Of note is not only the increase in numbers, with over 350 Collections released this calendar year, but also the geographic and thematic breadth of projects. The vast majority of archives released this year come from a diverse range of activity generated by development-control or infrastructure projects, for example:
- Excavation and Post-Excavation projects https://doi.org/10.5284/1106772
- Historic Buildings surveys such as https://doi.org/10.5284/1106778
- Geophysical surveys such as https://doi.org/10.5284/1105904
Our collection also continues to be updated with desk-based research and assessment projects, often funded by national heritage agencies such as Historic England. Notable examples include the Inner Humber Rapid Coastal Zone Assessment Survey Project, which examined the threat posed to heritage assets by flooding, rising sea levels and increasing rates of coastal erosion.

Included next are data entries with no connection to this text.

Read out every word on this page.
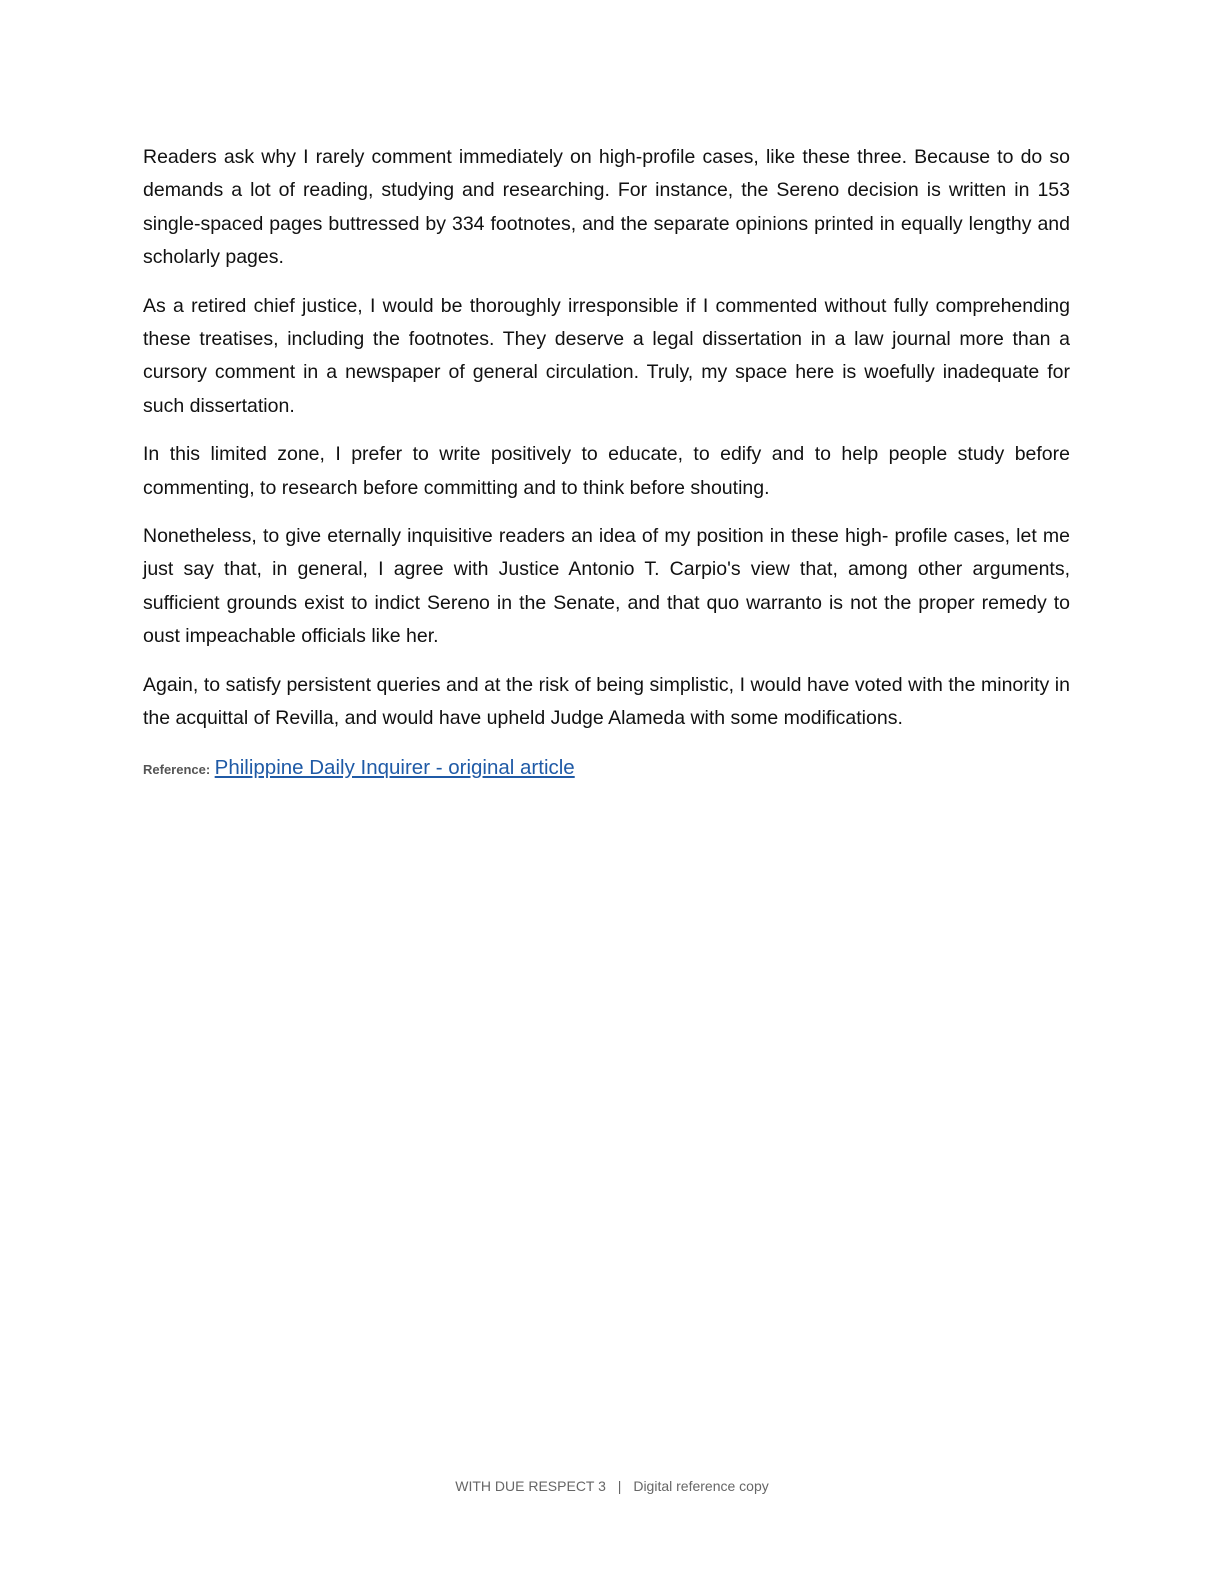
Readers ask why I rarely comment immediately on high-profile cases, like these three. Because to do so demands a lot of reading, studying and researching. For instance, the Sereno decision is written in 153 single-spaced pages buttressed by 334 footnotes, and the separate opinions printed in equally lengthy and scholarly pages.

As a retired chief justice, I would be thoroughly irresponsible if I commented without fully comprehending these treatises, including the footnotes. They deserve a legal dissertation in a law journal more than a cursory comment in a newspaper of general circulation. Truly, my space here is woefully inadequate for such dissertation.

In this limited zone, I prefer to write positively to educate, to edify and to help people study before commenting, to research before committing and to think before shouting.

Nonetheless, to give eternally inquisitive readers an idea of my position in these high- profile cases, let me just say that, in general, I agree with Justice Antonio T. Carpio's view that, among other arguments, sufficient grounds exist to indict Sereno in the Senate, and that quo warranto is not the proper remedy to oust impeachable officials like her.

Again, to satisfy persistent queries and at the risk of being simplistic, I would have voted with the minority in the acquittal of Revilla, and would have upheld Judge Alameda with some modifications.

Reference: Philippine Daily Inquirer - original article
WITH DUE RESPECT 3 | Digital reference copy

Alongside these projects we are also excited to see a commitment from funders of academic research to ensuring that their digital research outputs are preserved and accessible. As these projects are often using cutting-edge technologies and methodological approaches the outputs – such as online research databases, 3d models, and photogrammetry – present highly valuable reference resources with high reuse potential. Examples released this year include:
- European Research Council Feeding Anglo-Saxon England (FeedSax): The Bioarchaeology of an Agricultural Revolution
- Leverhulme/British Academy funded Analysing Britain’s Most Elusive Roman Sculptures Project
- Arts and Humanities Research Council funded Tracing the Past: analysing the design and construction of English medieval vaults using digital techniques and Warhorse: The Archaeology of a Military Revolution? 2019-2023
And finally, digital versions of Journals and Monographs continue to form an important facet of our Collections, with new additions this year such as Bedfordshire Archaeology Journal and the Journal of the Medieval Ceramics Research Group.
We are now at an exciting period in our history where we have record numbers of archives deposited and released, often with hundreds of new archives being deposited every month. To keep on top of this influx of data we are also now expanding our staff numbers and training a new generation of digital archivists. With 20 members of the team we are at an all-time high for the organization. As well as working on the collections themselves the team has been, and will continue to be, working on improvements to the search mechanisms so that users can better find and identify collections that help their work and research. A new search interface – tentatively called Archsearch V – is in the pipeline, and we hope to release more information on this in the forthcoming months.